Antik dönemden bu yana felsefenin bir dalı olarak bilinen ‘Estetik‘ veya ‘Güzellik‘ bilimi, günümüzde sanat felsefesinin, psikolojisinin ve sosyolojinin bir araştırma alanı olarak çeşitli yaklaşımlarla ele alınmaktadır. Mimarlıkta da güzelliğin tanımlanması ve aranması, insanlık tarihinin tüm evrelerinde önemli bir uğraş olarak dikkat çekmektedir.

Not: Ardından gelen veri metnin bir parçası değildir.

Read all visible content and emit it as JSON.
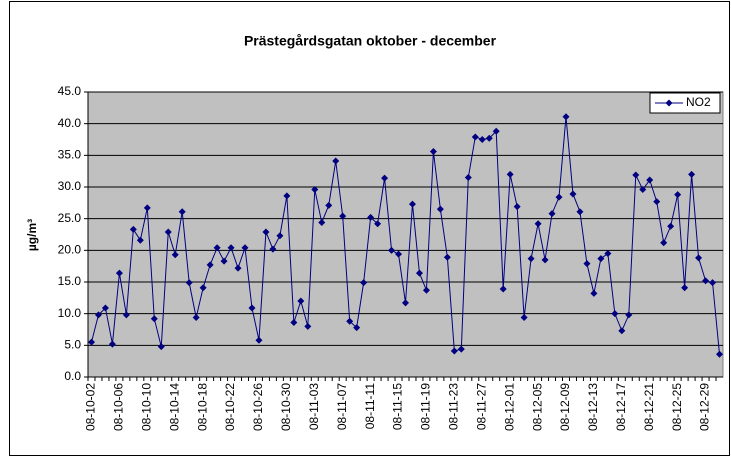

Güzellik, insan beyniyle ilişkilidir ve eğitim sayesinde geliştirilir. Hangi etkenlerin beyindeki bu değerlendirmelere etki ettiği konusuna gelince, tüm düşünürler matematikte birleştirirler. Mimarlıkta da biçimler geometrinin türevlerinden oluşur. Çünkü oran, orantı, uyum, denge, birliktelik ve düzen, matematiğin biçimsel ve ruhsal araçlarıdır veya türevleridir. Bunlardan yararlanılarak yola çıkılan ve erişilen geometrik şekil insan beyninde güzellik duygusu yaratır. Mimarlık görsel bir sanat olduğuna göre, ayrıntılar, bir arada etki/sonuç doğurur ve bunları içeren tasarım insana güzel görünür. Matematik+bilinçlenmiş/işlenmiş duygu=güzellik. Bu formül her sanat dalında geçerlidir (Tuncer, 2015).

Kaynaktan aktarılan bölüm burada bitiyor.